Néanmoins, quand Kouloughis, embardant d’un bout à l’autre du bateau pour regagner la dunette passa près d’elle, la jeune femme ne put s’empêcher de lui jeter :

— Vous avez là de drôles de marins ! Si c’est ainsi qu’ils espèrent lutter contre la tempête...

— Ils s’en remettent à Dieu et à ses saints, riposta le trafiquant avec hargne. La tempête vient du Ciel : c’est à lui de décider de ses résultats. Tous les Grecs savent ça !

Entendre cet homme, ce pirate, ce renégat parler de Dieu était la dernière chose à laquelle on pouvait s’attendre. Mais Marianne commençait à se former des Grecs une idée personnelle : des gens étranges, à la fois braves et superstitieux, impitoyables et généreux, parfaitement illogiques la plupart du temps.

Avec un haussement d’épaules elle commenta :

— C’est sans doute pour cette raison que les Turcs en viennent à bout si facilement. Ils ont une autre méthode... mais vous devriez savoir cela, vous qui avez choisi de les servir.

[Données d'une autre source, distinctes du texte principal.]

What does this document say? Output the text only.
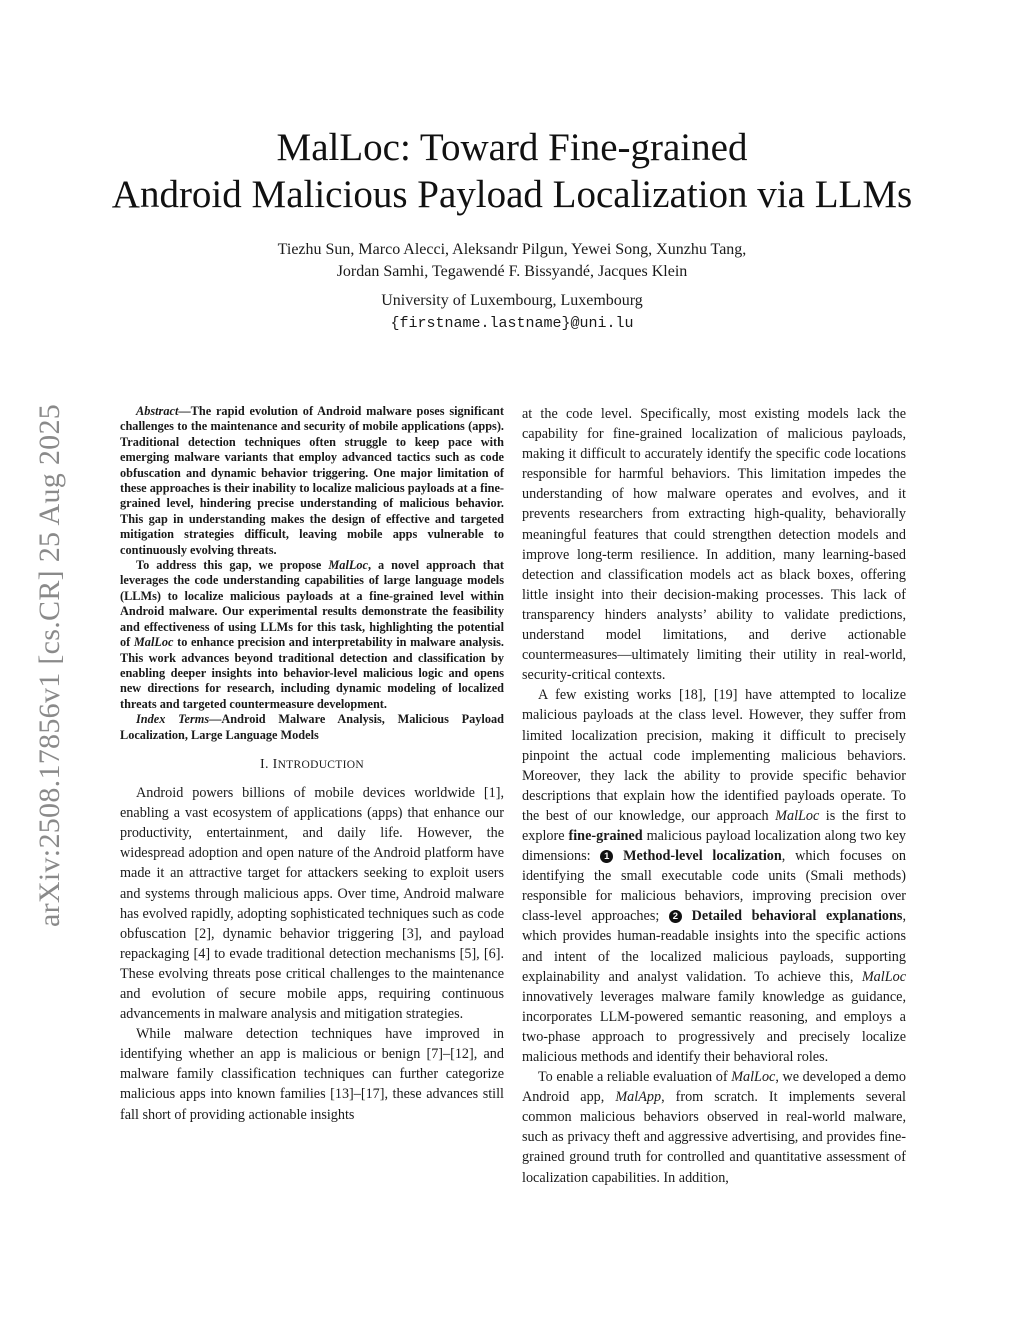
arXiv:2508.17856v1 [cs.CR] 25 Aug 2025
MalLoc: Toward Fine-grained
Android Malicious Payload Localization via LLMs
Tiezhu Sun, Marco Alecci, Aleksandr Pilgun, Yewei Song, Xunzhu Tang,
Jordan Samhi, Tegawendé F. Bissyandé, Jacques Klein
University of Luxembourg, Luxembourg
{firstname.lastname}@uni.lu

Abstract—The rapid evolution of Android malware poses significant challenges to the maintenance and security of mobile applications (apps). Traditional detection techniques often struggle to keep pace with emerging malware variants that employ advanced tactics such as code obfuscation and dynamic behavior triggering. One major limitation of these approaches is their inability to localize malicious payloads at a fine-grained level, hindering precise understanding of malicious behavior. This gap in understanding makes the design of effective and targeted mitigation strategies difficult, leaving mobile apps vulnerable to continuously evolving threats.

To address this gap, we propose MalLoc, a novel approach that leverages the code understanding capabilities of large language models (LLMs) to localize malicious payloads at a fine-grained level within Android malware. Our experimental results demonstrate the feasibility and effectiveness of using LLMs for this task, highlighting the potential of MalLoc to enhance precision and interpretability in malware analysis. This work advances beyond traditional detection and classification by enabling deeper insights into behavior-level malicious logic and opens new directions for research, including dynamic modeling of localized threats and targeted countermeasure development.

Index Terms—Android Malware Analysis, Malicious Payload Localization, Large Language Models

I. INTRODUCTION

Android powers billions of mobile devices worldwide [1], enabling a vast ecosystem of applications (apps) that enhance our productivity, entertainment, and daily life. However, the widespread adoption and open nature of the Android platform have made it an attractive target for attackers seeking to exploit users and systems through malicious apps. Over time, Android malware has evolved rapidly, adopting sophisticated techniques such as code obfuscation [2], dynamic behavior triggering [3], and payload repackaging [4] to evade traditional detection mechanisms [5], [6]. These evolving threats pose critical challenges to the maintenance and evolution of secure mobile apps, requiring continuous advancements in malware analysis and mitigation strategies.

While malware detection techniques have improved in identifying whether an app is malicious or benign [7]–[12], and malware family classification techniques can further categorize malicious apps into known families [13]–[17], these advances still fall short of providing actionable insights

at the code level. Specifically, most existing models lack the capability for fine-grained localization of malicious payloads, making it difficult to accurately identify the specific code locations responsible for harmful behaviors. This limitation impedes the understanding of how malware operates and evolves, and it prevents researchers from extracting high-quality, behaviorally meaningful features that could strengthen detection models and improve long-term resilience. In addition, many learning-based detection and classification models act as black boxes, offering little insight into their decision-making processes. This lack of transparency hinders analysts’ ability to validate predictions, understand model limitations, and derive actionable countermeasures—ultimately limiting their utility in real-world, security-critical contexts.

A few existing works [18], [19] have attempted to localize malicious payloads at the class level. However, they suffer from limited localization precision, making it difficult to precisely pinpoint the actual code implementing malicious behaviors. Moreover, they lack the ability to provide specific behavior descriptions that explain how the identified payloads operate. To the best of our knowledge, our approach MalLoc is the first to explore fine-grained malicious payload localization along two key dimensions: 1 Method-level localization, which focuses on identifying the small executable code units (Smali methods) responsible for malicious behaviors, improving precision over class-level approaches; 2 Detailed behavioral explanations, which provides human-readable insights into the specific actions and intent of the localized malicious payloads, supporting explainability and analyst validation. To achieve this, MalLoc innovatively leverages malware family knowledge as guidance, incorporates LLM-powered semantic reasoning, and employs a two-phase approach to progressively and precisely localize malicious methods and identify their behavioral roles.

To enable a reliable evaluation of MalLoc, we developed a demo Android app, MalApp, from scratch. It implements several common malicious behaviors observed in real-world malware, such as privacy theft and aggressive advertising, and provides fine-grained ground truth for controlled and quantitative assessment of localization capabilities. In addition,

— Je le sais. C’est pourquoi je vais prendre la barre, même si cela ne sert à rien !

Marianne ne put en dire davantage. Une nouvelle gerbe salée l’engloutit, balayant le pont sur presque toute sa longueur. Elle s’efforça de retrouver sa respiration, toussant et crachant pour libérer ses poumons. Quand elle put à nouveau distinguer quelque chose, elle aperçut Kouloughis campé à la barre qu’il serrait à deux mains, fixant la mer démontée d’un œil farouche. L’homme de barre, tapi dans un coin, avait lui aussi tiré son chapelet.